- Born: Ofelia Fuataga 6 August 1927 Lalomanu, Aleipata, Samoa
- Died: 19 October 2008 (aged 77) Davie, Florida, U.S.
- Occupation: Professional wrestling promoter
- Years active: 1982–2008
- Spouse: Peter Maivia ​ ​(m. 1953; died 1982)​
- Children: 3
- Relatives: Dwayne Johnson (grandson)

= Lia Maivia =

Samoan professional wrestling promoter (1931–2008)

Ofelia "Lia" Maivia ( Fuataga; 6 August 1927 – 19 October 2008) was a Samoan professional wrestling promoter. Maivia was the wife of Samoan professional wrestler Peter Maivia and the grandmother of wrestler and actor, Dwayne Johnson, also known as The Rock. Lia Maivia had an uncredited role in the Magnum, P.I. episode "Mr. White Death". She played herself in her real life job as a wrestling promoter.

==Professional wrestling career==
Maivia took over Polynesian Pro Wrestling (PPW), a territory of the National Wrestling Alliance in Hawaii, following the death of her husband, "High Chief" Peter Maivia, in 1982. She became one of wrestling's first female promoters. In the mid-1980s, her promotion ran a show called Polynesian Pacific Pro Wrestling on the Financial News Network. Her biggest card, A Hot Summer Night, occurred on 3 August 1985, and had a crowd of 20,000. Her show the following year, A Hot Summer Night II, did not do as well, and the promotion began to decline.
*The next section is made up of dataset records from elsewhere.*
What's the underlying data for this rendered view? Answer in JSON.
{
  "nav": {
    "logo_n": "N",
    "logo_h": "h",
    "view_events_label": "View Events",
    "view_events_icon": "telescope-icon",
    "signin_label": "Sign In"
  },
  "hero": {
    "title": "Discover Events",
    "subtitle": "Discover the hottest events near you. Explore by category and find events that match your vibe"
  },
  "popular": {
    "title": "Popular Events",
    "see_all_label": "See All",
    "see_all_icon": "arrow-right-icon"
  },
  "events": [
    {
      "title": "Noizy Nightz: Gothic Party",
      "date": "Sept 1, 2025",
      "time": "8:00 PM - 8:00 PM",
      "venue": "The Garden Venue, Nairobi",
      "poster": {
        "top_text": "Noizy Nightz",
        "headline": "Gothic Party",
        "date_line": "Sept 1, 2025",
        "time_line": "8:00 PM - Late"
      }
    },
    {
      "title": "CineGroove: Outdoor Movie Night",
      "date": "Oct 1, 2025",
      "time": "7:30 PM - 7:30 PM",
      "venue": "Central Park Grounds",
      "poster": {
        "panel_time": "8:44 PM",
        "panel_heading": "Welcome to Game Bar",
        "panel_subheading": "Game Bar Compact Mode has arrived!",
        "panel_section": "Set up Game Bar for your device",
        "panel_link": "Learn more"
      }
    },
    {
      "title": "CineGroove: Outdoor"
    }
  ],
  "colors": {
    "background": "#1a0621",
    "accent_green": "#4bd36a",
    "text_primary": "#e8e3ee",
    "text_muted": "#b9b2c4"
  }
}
Maivia, her booker Lars Anderson, and Ati So'O faced extortion charges from a competing Hawaiian promotion, but were acquitted in November 1989. PPW closed in 1988.

In 2018, Maivia's grandson, Dwayne Johnson gave an interview on The Late Show with Stephen Colbert, in which Johnson recounts that his grandfather 'High Chief' Peter Maivia, at the beginning of his career, never told his wife of the choreography of wrestling, leading Maivia to believe it was "real fighting". When Johnson's grandfather was in a match in San Francisco, and was getting beaten by his opponent, Lia Maivia came into the ring, and started beating her husband's opponent with her wooden clog shoe leading Peter Maivia to shout in Samoan to stop beating his opponent up and that the opponent was Maivia's friend.

In April 2024, she was posthumously inducted into the 2024 WWE Hall of Fame by her grandson The Rock.

==Personal life==
Maivia was born the daughter of Aulaumea Sanitoa Aulaumea and Talaleu Soesa Fuataga of Lalomanu, Samoa. Maivia had one daughter, Mataniu Feagaimaleata "Ata" Fitisemanu, with her first husband Sione Papali'i Fitisemanu. After she married her second husband Peter Maivia, he adopted her daughter Ata and changed Ata's last name to Maivia. Ata and her third husband Rocky Johnson are the parents of Dwayne "The Rock" Johnson.

Maivia died of a heart attack at her home in Davie, Florida, on 19 October 2008. There were conflicting reports of her age, as most outlets reported that she was 81 years old, while The Miami Herald reported that she was 77. Her headstone displays a birth year of 1931, making her age at death 77. The Anoaʻi family established the "Lia Maivia Scholarship" in her honor.

Bill Apter, a writer and journalist who specializes in wrestling, wrote of Maivia following her death: "When my daughter Hailey, who is now 23, met Lia at a wrestling event in upper New York state, Lia went to a gift shop at a nearby hotel and bought Hailey a stuffed rabbit as a gift. She had never met her before this day, and this shows what a heart she had!" Greg Oliver, another professional wrestling journalist, wrote that Maivia "was considered a strong-willed businesswoman, demanding and challenging of her employees."

Her life is featured in most episodes of Young Rock, an autobiographical series based on the life of Dwayne Johnson. In the series, she's portrayed by Ana Tuisila.